Page 12 of Friend of the Family
‘Are they here?’ said Amy, following her through the house towards the stable block.
‘Got here half an hour ago. Miranda’s in hair and make-up already. Liz Stewart is in there doing the interview.’
Amy felt her shoulders fall. It was good news that the talent was here on time, but she was never convinced that interviewees distracted by stylists and publicists made for the best copy.
‘Her manager insisted. Apparently they’ve got to be out of here by lunchtime.’
Miranda’s American manager, Karrie, was sipping at a cup of coffee impatiently, frowning with every sip as if it were toxic.
‘I hope this isn’t going to take long,’ she snapped, putting her drink down on the windowsill. ‘Miranda’s just bouncing back from tonsillitis.’
Amy had her platitudes at the ready. She was used to dealing with celebrity entourages, who tended, as a breed, to be sullen and negative, perpetually whining about their client being on the verge of succumbing to Asian flu or whatever jet-setting disease was in the news that week.
‘It helps that we have a really strong idea. When the concept is good, we can usually nail it quickly,’ she said.
‘About that,’ said Karrie. ‘I was just talking to your art director, and she told me about the bubble bath . . .’
‘That’s right,’ said Amy. ‘The image we had in mind for the cover is Miranda in a big bath full of bubbles. It will be fun, glamorous. Very Rolling Stone meets Vanity Fair.’
‘Miranda is a serious actress,’ said Karrie pointedly. ‘Persuasion is out in November and there’s Oscars talk already. We can’t let anyone be distracted by photographs that are not on brand.’
Amy didn’t like to point out that until twelve months ago, Miranda Pilley was best known for an ABC sitcom.
‘Elise von Keist is one of the best photographers in the world,’ she said. ‘Almost every set of pictures she takes becomes iconic. Miranda’s publicist seemed very keen on the idea when we signed off on it two weeks ago.’
‘We do want to make this work,’ said Karrie, her threat not even thinly veiled. ‘But a bath. Bubbles. You’re going to have to rethink.’

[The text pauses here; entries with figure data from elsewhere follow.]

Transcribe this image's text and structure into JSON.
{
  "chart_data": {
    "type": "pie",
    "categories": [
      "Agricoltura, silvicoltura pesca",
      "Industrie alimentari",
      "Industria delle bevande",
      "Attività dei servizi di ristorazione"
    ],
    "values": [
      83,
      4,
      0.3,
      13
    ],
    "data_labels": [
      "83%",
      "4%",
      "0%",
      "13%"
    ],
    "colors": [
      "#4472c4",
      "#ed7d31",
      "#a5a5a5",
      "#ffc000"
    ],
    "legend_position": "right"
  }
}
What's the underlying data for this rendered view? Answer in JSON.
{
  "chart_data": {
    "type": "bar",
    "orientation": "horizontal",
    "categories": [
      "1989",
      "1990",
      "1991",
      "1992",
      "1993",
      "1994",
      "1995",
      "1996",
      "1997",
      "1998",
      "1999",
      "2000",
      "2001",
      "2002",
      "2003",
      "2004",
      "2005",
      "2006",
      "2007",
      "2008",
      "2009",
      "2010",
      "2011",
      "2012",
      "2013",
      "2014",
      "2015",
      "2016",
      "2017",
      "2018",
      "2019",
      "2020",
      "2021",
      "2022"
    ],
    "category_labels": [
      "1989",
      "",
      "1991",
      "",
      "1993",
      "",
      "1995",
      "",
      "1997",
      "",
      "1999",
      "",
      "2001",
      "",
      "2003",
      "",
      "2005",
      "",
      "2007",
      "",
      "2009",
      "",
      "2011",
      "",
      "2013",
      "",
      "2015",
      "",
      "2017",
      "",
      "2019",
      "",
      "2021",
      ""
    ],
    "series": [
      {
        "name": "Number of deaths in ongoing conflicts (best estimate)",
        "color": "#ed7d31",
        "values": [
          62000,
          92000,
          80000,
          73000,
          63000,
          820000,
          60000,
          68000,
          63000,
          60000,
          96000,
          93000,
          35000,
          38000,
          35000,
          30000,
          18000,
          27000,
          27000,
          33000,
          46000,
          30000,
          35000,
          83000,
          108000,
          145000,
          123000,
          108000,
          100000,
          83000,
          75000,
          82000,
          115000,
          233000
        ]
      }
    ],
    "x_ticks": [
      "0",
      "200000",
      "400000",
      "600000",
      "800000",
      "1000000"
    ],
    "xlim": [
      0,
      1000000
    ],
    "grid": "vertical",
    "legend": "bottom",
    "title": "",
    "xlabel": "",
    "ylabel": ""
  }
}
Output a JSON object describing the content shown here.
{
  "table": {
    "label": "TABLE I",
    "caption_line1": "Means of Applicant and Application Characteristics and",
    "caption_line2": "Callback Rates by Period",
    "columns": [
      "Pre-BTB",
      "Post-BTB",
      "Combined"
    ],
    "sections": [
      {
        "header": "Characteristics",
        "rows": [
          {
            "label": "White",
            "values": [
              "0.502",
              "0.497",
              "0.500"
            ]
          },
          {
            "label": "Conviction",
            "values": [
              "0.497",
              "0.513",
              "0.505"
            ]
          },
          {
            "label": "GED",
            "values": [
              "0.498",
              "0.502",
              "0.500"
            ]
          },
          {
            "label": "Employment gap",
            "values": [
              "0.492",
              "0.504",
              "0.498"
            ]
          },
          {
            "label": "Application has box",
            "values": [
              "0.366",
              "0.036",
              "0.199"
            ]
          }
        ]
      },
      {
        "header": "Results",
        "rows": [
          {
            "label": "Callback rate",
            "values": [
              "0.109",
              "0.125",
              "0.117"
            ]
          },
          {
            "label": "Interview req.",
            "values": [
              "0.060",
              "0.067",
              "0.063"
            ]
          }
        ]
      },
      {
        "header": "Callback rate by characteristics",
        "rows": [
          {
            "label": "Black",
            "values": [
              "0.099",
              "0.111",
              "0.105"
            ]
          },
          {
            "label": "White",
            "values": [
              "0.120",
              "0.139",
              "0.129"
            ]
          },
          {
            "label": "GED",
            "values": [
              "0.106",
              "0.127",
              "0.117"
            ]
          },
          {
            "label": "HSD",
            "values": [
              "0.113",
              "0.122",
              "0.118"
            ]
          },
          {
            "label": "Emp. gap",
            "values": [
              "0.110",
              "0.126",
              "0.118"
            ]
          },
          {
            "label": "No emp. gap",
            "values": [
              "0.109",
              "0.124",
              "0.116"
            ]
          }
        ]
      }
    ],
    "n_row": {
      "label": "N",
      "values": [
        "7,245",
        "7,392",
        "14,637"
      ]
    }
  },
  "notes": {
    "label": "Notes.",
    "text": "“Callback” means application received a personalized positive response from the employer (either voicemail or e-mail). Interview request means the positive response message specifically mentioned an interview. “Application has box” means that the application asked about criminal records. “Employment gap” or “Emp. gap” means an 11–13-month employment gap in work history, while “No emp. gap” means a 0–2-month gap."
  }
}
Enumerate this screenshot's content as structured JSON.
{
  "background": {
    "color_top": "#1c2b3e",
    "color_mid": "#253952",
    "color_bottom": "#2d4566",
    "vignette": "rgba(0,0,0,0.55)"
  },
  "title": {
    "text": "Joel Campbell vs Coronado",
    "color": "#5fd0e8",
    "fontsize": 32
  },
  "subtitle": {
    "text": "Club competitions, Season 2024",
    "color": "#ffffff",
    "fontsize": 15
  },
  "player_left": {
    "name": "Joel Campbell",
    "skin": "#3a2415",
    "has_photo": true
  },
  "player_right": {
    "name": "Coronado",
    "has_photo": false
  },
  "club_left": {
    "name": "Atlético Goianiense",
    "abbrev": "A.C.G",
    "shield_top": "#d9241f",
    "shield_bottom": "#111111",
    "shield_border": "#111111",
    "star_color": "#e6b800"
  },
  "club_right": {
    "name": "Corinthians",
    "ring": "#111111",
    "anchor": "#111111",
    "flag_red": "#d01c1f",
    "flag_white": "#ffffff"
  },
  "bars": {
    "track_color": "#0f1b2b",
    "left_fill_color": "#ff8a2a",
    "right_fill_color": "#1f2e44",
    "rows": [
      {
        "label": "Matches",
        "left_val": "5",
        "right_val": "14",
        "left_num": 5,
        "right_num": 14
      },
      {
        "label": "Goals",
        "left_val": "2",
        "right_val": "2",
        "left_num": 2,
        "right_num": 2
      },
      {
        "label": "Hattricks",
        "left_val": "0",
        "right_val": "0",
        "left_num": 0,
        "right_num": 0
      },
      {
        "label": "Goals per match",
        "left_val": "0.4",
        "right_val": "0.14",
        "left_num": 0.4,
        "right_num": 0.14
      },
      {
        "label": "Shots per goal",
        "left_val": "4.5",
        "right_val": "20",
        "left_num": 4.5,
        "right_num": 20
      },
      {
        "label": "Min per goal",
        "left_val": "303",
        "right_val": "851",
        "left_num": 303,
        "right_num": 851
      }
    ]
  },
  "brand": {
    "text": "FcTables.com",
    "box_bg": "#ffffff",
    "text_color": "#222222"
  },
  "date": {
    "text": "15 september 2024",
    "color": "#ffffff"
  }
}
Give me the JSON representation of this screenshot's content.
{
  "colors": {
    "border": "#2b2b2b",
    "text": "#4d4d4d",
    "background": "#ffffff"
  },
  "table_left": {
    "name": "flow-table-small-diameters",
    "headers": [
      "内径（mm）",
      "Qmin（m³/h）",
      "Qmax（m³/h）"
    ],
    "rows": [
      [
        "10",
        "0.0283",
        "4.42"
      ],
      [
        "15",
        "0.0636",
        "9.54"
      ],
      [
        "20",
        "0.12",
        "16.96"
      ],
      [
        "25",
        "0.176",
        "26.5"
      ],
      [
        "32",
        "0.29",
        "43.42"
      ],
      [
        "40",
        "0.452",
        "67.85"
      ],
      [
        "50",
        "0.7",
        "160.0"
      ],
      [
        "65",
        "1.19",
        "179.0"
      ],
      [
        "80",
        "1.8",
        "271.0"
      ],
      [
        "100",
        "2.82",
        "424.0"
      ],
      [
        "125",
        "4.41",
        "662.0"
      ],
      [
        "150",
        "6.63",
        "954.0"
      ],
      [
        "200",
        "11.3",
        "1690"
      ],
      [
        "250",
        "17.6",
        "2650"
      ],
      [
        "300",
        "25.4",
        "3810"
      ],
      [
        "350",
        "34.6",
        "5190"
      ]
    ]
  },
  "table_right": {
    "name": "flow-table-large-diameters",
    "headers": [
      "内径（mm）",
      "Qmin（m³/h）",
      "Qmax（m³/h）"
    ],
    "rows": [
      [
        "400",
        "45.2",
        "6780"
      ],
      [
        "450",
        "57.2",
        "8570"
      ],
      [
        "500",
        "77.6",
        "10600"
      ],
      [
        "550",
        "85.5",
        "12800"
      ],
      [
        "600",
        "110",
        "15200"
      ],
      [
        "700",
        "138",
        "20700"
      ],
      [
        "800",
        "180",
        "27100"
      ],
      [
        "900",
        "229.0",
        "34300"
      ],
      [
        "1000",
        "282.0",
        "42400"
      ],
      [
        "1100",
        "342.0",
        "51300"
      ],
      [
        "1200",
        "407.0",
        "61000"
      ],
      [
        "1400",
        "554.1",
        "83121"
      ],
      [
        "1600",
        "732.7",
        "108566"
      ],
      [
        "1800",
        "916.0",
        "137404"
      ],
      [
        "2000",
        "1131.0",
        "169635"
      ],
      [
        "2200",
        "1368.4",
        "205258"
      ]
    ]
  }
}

‘Shit,’ muttered Amy after she’d gone. She was aware that Josie was standing awkwardly behind her. ‘Can you go and find some coffee, and then Janice, can you show Josie the clothes we’ve brought along to the shoot.’ It wasn’t the most exciting job she could give her, but she was sure Josie wanted to feel useful.
‘Nice girl,’ said Janice, watching Josie trot towards reception. ‘I had her in the fashion cupboard yesterday, sending shoes back to the PRs. No one likes doing returns, but she did it all in half the time my assistants usually take, and she didn’t bother me once. If she needed an address, she just picked up the phone.’
‘She’s keen, I’ll say that much,’ said Amy, still thinking about what they were going to put on the cover.
Liz Stewart, the journalist commissioned to write the cover interview, emerged from the dressing room.
‘That was quick,’ frowned Amy.
‘I was shooed away.’
‘How was it?’ she asked hopefully. Liz was one of the best celebrity interviewers in the business and had once won a writer-of-the-year award on the back of a ten-minute interview she’d done with Catherine Zeta-Jones in a bathroom in New York. If anyone could get good copy from a twenty-minute tête-à-tête, she could.
‘About as responsive as a week-old corpse,’ Liz said tartly. ‘Apparently she’s ill.’
‘So we’ve been told. Did you get anything?’
‘I tried. She was difficult. Every time I veered onto the personal stuff, they just shut me down.’
‘Isn’t she dating Leif Tappen?’ said Janice with interest. Tappen was still one of the bad boys of Hollywood, even though he was in his fifties.
‘She won’t sit in a bubble bath for a cover shoot. She isn’t going to admit to dating Hollywood’s baddest bad boy,’ replied Amy.
‘I heard he was on heroin.’
‘In the nineties. But all is forgiven when your movies have made three billion dollars at the box office. Liz, I need something, anything for a cover line.’
‘It will be a great piece,’ said Liz, returning to her usual bluster. Somehow Amy didn’t believe her.
Liz left and Janice went to show Josie the dressing room. The art director, Gemma, emerged from one of the suites looking frazzled.